For problem #1, instead of getting a way to know the new IP, you could have the servers recover the old IP to a fixed value. You could set a crontab task that checks the current IP, and whenever it deviates from a set value, it changes the IP back to the target. You will of course have time windows of "network-blindness", depending on the frequency set in crontab.

Alternatively, a crontab task could broadcast/send email/etc. the new IP. The right mechanisms depend very much on what are you willing to operate, how are you accessing the servers.

All this seems a workaround. If correctly configured, they should not "forget the PC IP address". This is the point to fix, I guess. If you could give more information on the current configuration, that will narrow the problem.
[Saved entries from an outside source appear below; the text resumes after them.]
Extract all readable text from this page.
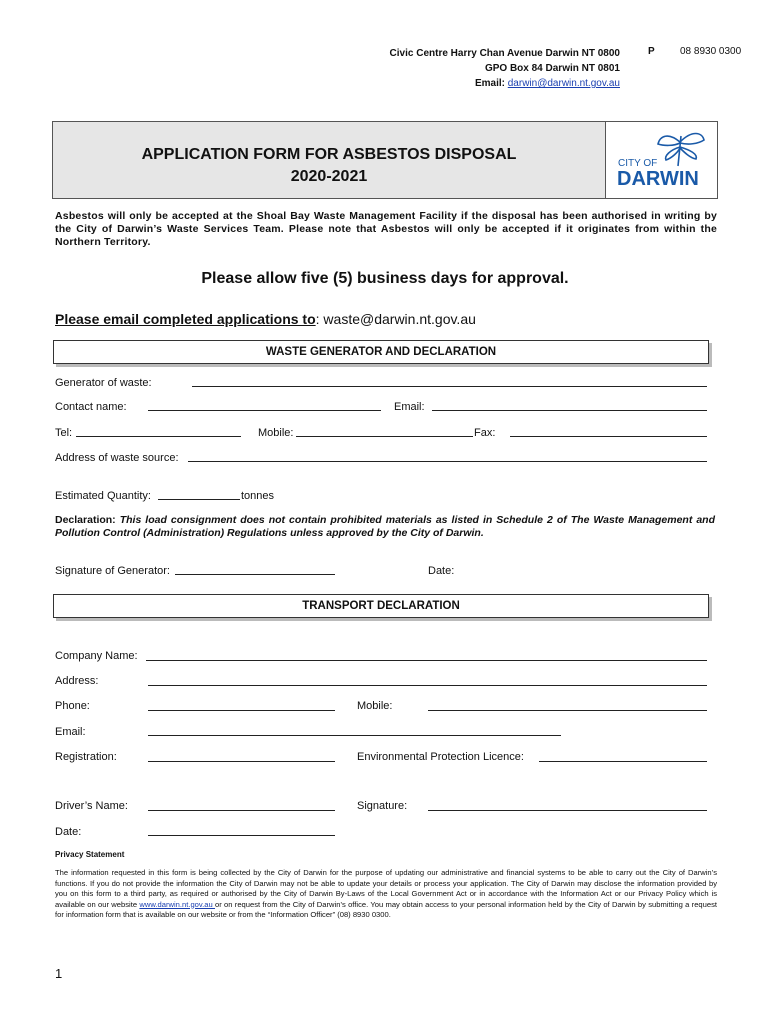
Civic Centre Harry Chan Avenue Darwin NT 0800
GPO Box 84 Darwin NT 0801
Email: darwin@darwin.nt.gov.au
P	08 8930 0300
APPLICATION FORM FOR ASBESTOS DISPOSAL
2020-2021
CITY OF
DARWIN
Asbestos will only be accepted at the Shoal Bay Waste Management Facility if the disposal has been authorised in writing by the City of Darwin’s Waste Services Team. Please note that Asbestos will only be accepted if it originates from within the Northern Territory.
Please allow five (5) business days for approval.
Please email completed applications to: waste@darwin.nt.gov.au
WASTE GENERATOR AND DECLARATION
Generator of waste:
Contact name:	Email:
Tel:	Mobile:	Fax:
Address of waste source:
Estimated Quantity:	tonnes
Declaration: This load consignment does not contain prohibited materials as listed in Schedule 2 of The Waste Management and Pollution Control (Administration) Regulations unless approved by the City of Darwin.
Signature of Generator:	Date:
TRANSPORT DECLARATION
Company Name:
Address:
Phone:	Mobile:
Email:
Registration:	Environmental Protection Licence:
Driver’s Name:	Signature:
Date:
Privacy Statement
The information requested in this form is being collected by the City of Darwin for the purpose of updating our administrative and financial systems to be able to carry out the City of Darwin’s functions. If you do not provide the information the City of Darwin may not be able to update your details or process your application. The City of Darwin may disclose the information provided by you on this form to a third party, as required or authorised by the City of Darwin By-Laws of the Local Government Act or in accordance with the Information Act or our Privacy Policy which is available on our website www.darwin.nt.gov.au or on request from the City of Darwin’s office. You may obtain access to your personal information held by the City of Darwin by submitting a request for information form that is available on our website or from the “Information Officer” (08) 8930 0300.
1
For problem #2, if that is your target please mention it. I have a "similar" problem. A server that I am accessing remotely changes IP once in a while, since it is assigned by DHCP. Whenever I have problems sshing to the server, I execute a small script that, by a combination of ping and ssh (within a loop of IPs), and checking on the response, can get the current IP. Depending on many aspects of your network configuration this may work for you or not.

Solution 3:

I guess the farmers are reconfiguring it because their local network address changes. In which case, why not allow the server to get it's address over DHCP, you could make a note of the Mac address (which won't change) and then search the DHCP servers tables or even try a lookup on the DNS server to find the pc. Unpluging the cable from the end at the switch and plugging it back in should initiate a DHCP configuration session. Most DHCP servers allow you to assign an address based on a Mac address so you have some control over it at the dhcp server end.

Solution 4:

With netcat you could do something like a cronjob on your "pole-mounted servers" that does something like this every X minutes:

#!/bin/bash

# replace eth0 with the name of your interface or get the IP via other means

ip="$(ifconfig | grep -A 1 'eth0' | tail -1 | cut -d ' ' -f 10)"
datum=$(date)
echo "This is my IP: "$ip | netcat -q 2 -b -u 255.255.255.255 12001

The User/Farmer then only has to listen like this:

echo | nc -ulp 12001

And after X minutes they should get something like this:

This is my IP: 192.168.1.121

This only works if the "Farmers PC" and your "pole-mounted servers" are in the same subnet, though.


Explanation:

The script will send a UDP broadcast on Port 12001 and exit nc, after the payload (our echo command) + 2 seconds. The IP doesn't have to be got via ifconfig obviously, but its quite easy to parse..

Sending it to 255.255.255.255 means broadcast to the whole subnet, regardless of size.

So we don't have to know which network we are on.

On the client side, we listen with nc until we get a payload. I found nc terminates cleanly in combination with a line-break (via the echo).